Once home I cleaned the warehouse and purchased expensive paintings and bright furnishings.  I wanted her to have as much real stimulus as I could give her.  We went back to making love two or three times a day (something we started to falter in after the slippage began to take its toll).  I bathed her often in scented water and oils.  I tried so hard, but the urge to slip kept coming to me in waves.  I took up a habit from my youth and began smoking marijuana, Amelia joined me.  It was not a cure, but it made it easier to not think about slipping.  We were getting better.  So I thought.  She seemed to be smiling more often and that also made it easier to forget slippage.  I was going to make good on my promise.  I was showing her ads for property in the country where we would no longer feel the weight of the city, or slippage, leaning on us.  I begged her to look them over and she agreed.  Recovery seemed to be within our reach. 

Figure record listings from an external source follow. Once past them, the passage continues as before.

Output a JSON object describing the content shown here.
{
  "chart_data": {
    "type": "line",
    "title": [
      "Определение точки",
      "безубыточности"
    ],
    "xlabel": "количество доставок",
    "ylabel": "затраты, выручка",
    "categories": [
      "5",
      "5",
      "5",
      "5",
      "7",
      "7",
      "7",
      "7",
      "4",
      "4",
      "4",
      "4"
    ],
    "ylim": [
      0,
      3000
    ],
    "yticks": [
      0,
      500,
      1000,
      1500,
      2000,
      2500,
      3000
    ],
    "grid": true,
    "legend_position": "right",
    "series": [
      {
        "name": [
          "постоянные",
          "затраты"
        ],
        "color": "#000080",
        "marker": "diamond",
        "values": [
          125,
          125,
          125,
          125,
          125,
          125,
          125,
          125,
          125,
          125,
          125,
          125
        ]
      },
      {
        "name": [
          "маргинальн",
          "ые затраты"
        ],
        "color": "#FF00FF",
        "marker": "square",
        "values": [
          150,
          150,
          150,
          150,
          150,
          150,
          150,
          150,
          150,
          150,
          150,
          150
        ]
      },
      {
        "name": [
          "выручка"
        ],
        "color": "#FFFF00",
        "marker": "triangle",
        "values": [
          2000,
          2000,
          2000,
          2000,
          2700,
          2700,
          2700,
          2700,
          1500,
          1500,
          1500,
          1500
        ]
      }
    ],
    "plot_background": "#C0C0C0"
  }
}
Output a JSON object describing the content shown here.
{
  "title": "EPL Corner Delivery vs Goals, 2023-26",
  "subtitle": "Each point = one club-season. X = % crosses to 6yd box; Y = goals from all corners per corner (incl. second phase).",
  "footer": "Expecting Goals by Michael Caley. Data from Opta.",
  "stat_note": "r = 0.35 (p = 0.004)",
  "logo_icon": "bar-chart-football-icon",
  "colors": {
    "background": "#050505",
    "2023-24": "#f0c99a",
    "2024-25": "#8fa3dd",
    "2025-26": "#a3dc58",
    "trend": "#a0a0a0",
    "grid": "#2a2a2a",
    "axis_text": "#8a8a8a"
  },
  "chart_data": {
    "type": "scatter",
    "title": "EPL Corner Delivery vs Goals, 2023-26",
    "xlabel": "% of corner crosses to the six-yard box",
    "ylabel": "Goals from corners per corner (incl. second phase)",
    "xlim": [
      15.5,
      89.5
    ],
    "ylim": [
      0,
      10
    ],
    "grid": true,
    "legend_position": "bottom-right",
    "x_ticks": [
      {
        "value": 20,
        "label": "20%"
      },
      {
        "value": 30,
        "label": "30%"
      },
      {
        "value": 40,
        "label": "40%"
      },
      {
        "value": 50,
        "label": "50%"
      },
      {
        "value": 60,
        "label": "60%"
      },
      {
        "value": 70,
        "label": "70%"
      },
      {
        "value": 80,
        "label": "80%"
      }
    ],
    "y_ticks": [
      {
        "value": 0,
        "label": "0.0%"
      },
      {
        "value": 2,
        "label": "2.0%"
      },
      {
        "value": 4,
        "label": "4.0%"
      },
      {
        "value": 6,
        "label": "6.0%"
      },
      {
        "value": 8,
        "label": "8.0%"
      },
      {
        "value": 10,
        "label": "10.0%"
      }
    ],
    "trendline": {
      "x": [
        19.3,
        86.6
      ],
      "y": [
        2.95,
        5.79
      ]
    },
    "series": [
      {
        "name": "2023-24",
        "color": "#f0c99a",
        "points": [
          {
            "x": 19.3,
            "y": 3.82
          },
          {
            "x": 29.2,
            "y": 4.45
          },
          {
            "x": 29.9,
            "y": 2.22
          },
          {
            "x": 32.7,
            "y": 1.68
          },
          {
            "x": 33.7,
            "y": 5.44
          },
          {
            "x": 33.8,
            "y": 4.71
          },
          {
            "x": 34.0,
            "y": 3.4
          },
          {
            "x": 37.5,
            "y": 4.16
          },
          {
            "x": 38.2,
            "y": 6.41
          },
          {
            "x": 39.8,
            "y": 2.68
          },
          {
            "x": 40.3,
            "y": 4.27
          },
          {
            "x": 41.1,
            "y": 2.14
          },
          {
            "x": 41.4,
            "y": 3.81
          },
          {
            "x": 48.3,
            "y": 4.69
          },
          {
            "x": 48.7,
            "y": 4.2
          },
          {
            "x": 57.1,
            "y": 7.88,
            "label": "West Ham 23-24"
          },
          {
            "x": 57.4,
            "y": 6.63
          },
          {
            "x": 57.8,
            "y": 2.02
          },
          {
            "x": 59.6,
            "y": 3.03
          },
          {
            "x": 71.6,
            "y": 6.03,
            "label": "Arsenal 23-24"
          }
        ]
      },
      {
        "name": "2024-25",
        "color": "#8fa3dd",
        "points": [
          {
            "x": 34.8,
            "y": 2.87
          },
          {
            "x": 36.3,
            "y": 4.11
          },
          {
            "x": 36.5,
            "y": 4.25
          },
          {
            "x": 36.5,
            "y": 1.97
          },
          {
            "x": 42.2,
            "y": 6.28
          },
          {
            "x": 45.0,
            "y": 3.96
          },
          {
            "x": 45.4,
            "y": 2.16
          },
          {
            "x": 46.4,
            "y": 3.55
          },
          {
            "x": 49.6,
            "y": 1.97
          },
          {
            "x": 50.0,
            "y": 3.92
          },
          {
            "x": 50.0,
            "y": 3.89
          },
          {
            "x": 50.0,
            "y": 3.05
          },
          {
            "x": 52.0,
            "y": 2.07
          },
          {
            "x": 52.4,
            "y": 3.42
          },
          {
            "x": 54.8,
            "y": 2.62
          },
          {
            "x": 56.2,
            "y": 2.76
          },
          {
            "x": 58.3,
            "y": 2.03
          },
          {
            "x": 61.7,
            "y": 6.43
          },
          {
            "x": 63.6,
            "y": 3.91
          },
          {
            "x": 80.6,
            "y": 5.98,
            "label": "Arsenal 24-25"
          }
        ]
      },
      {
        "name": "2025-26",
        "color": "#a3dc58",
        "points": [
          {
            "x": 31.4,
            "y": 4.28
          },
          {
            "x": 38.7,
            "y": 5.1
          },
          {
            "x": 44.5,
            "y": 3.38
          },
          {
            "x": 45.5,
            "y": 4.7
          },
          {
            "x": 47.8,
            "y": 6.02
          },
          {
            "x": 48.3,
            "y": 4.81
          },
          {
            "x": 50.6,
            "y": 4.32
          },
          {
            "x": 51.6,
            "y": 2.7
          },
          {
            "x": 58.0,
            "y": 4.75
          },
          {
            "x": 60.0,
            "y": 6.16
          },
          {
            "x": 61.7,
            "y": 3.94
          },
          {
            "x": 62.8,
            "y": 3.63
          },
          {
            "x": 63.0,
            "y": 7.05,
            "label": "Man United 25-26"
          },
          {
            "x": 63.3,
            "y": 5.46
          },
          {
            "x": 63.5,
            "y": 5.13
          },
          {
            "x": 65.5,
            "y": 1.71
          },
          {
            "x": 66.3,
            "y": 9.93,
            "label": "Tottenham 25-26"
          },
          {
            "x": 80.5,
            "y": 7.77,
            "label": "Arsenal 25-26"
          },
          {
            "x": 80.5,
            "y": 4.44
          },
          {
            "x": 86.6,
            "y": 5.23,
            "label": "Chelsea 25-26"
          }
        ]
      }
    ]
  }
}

      The last night that she was alive was marvelous.  She took me to the most expensive restaurant in town and we indulged in all of our favorite foods and a few bottles of wine as well.  We staggered back home and made love for hours as we used to.  She smiled and laughed and talked about how silly she would look behind picket fences.  Her smile, and the alcohol, finally relaxed me to sleep in her arms.  In the night I thought I heard someone crying, but decided it was just a dream and drifted back to unconsciousness.  When the sun rose I could not find her in bed.  I was nursing my hangover when I saw her hand.  It was lying on the floor leading to the bathroom.  I stumbled towards her and almost fainted at the sight of her purple smile.  I thought I was having a slippage flashback, but I knew that this was too real.  She looked content.  She looked beautiful.  In her open hand were several dozen tiny broken glass vials.  I collapsed on top of her looking for more vials so that I could follow her.  She had made sure not to leave me any.  She knew that I would try to follow, like always.  I knew that she could never feel right in the country.  It was like she said, that normalcy probably would not want her.  At least that is what she thought.  I had wanted to tell her different.  I wanted her to know that she was normal and that she deserved the right to be and feel as others did.  Now it is too late.  I removed the vials from her hand and disposed of them before I called the authorities.  No one would see her like that.  The rest of the day felt almost like a slippage stupor, unreal and dreamlike.  I knew the shock would hit me later, but I had to make sure she was taken care of first.  The funeral was rushed and in two days I had her buried in the heart of the city.  Finally, I had her stone cut with only one word:  NORMAL.  The night, I knew, would bring the regret and guilt, but I was not going to let it.  I had also acquired my own heavy supply of slippage during the day. 

      As night steals away the light in the warehouse that was once our home I stare at my handful of vials.  I also stare into myself not recognizing my right to feel this way.  Amelia had taught me a lot about passion, but not what to do without it.  So I figure that if I just follow her one last time it will not matter.  That was all she really needed after all, someone who could recognize, as she recognized, the way she felt.  It is alien to feel like you do not belong to the rest of the human race.  Now I can even feel that myself.  I have to say that it hurts to feel so alone on a planet as big as this.  That may sound human, but it does no use knowing that now since she is gone.  When the slippage I have just crushed takes hold I will not be worrying about it anyway.  I will go as she did.  For with all the listening I did I never quite got it, I do now.  I know that this final choice is made for her, to know that I got it.  I hope she does.  As for my corpse: Please inter it next to Amelia in the plot I have marked with the adjoining map.  Oh, yeah.  I only want one word on my stone as well.  UNDERSTAND.